My ark, I think your pal is correct about the MEC cordura relative to some other designs. It's not as waterproof as the Otlied or a frikin complicated as the Arkel. There is a level where it just keeps getting more and more complex and expensive, say Beckmann stuff. But for simple bags they do a quality job.
"Question, has anybody bought a front or rear rack from MEC and put a decent amount of weight on it? The racks look sort of weak and are definatly made out of some sort of alloy."
It's no better than a Blackburn, it's just a copy. the welds look good, and the cost of Al being what it is, there isn't any reason why they would go with cheaper alloy. However, somewhere on their site, a while back, there was a profile of a couple that was more or less permanently bike touring, sorta a pro staff. One of their major points was, no alloy racks!!
Here it is:
I don't blame MEC, I don't think the market for better racks that are almost as complicated as frames to build, more parts, bending as well as joining, and that really need a custom fit, is sufficient to justify their carrying them. I wish they sold racks as nice as the surley, as a bottom rung on the ladder, but I don't think the market for 250 worth of racks is there.
Gone, but not forgotten
Slightly off topic, but does anyone know a retailer of Tubus racks in Canada? I have heard they are distributed by Ortleib USA, but they would need to be special ordered and the shops around me aren't putting in any orders for ages, plus I would feel bad if I didn't end up buying the racks.

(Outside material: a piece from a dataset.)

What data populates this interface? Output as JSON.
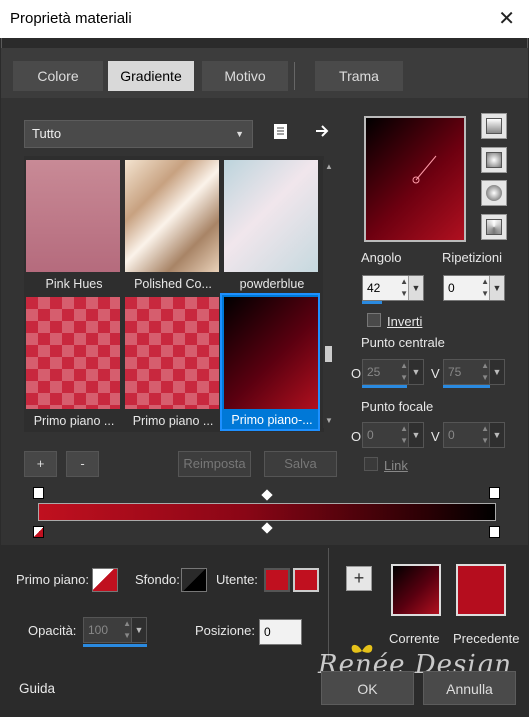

I'll end up ordering from Wayne at the touring store if I don't find any alternatives, but I'd prefer to buy Canadian just to avoid possible taxes and duties (I still owe fedex 90 bucks worth!)
OK, I don't know anyone who stocks them. Urbane has Otlieb in stock, And they might have the odd tubus. They don't stock the range. There aren't any surly racks either. Part of the reason why I am making my own.
If you do bring them in, make sure they are sent USPS (Post Office). That way you pay only the 5 dollar clearing fee, and the taxes. Which means on small orders you sometimes don't even get charged taxes, which is cheaper on every basis than buying Canadian, except postage.
Anybody tour with the 56L rear or front panniers for a longer tour (2+ months)? Those just seem big to me and I was wondering if there is anybody out there that uses all of the room in those huge things?
I think MBS Tandems in Mississaugua may carry Tubus. Give them a call, see http://www3.sympatico.ca/vandevelde/index2.htm
Originally Posted by Shiznaz
More Energy than Sense
That's like saying Mercedes is only middle of the pack. So what's top of the pack?
Originally Posted by Peterpan1
I could be wrong, and I don't know about Otlieb's mounting system, but to me it looked like he was saying that it attaches near the geometric center of the pack, instead of the edges.
Gone, but not forgotten
Gave them a call; seems promising. $150CAD for the logo and $125 for the duo ($313.50 total with taxes).
Originally Posted by AJRoberts
I'm trying to figure out if thats cheaper than from the touring store ($189USD for the set) factoring in tax, duties, shipping and currency conversion.. Even if I get dinged with $20USD in shipping, plus $50CAD in duties and brokerage, I will still come in cheaper (around $295 total with taxes). But then I have to wait for it to arrive, and don't get to support a local business.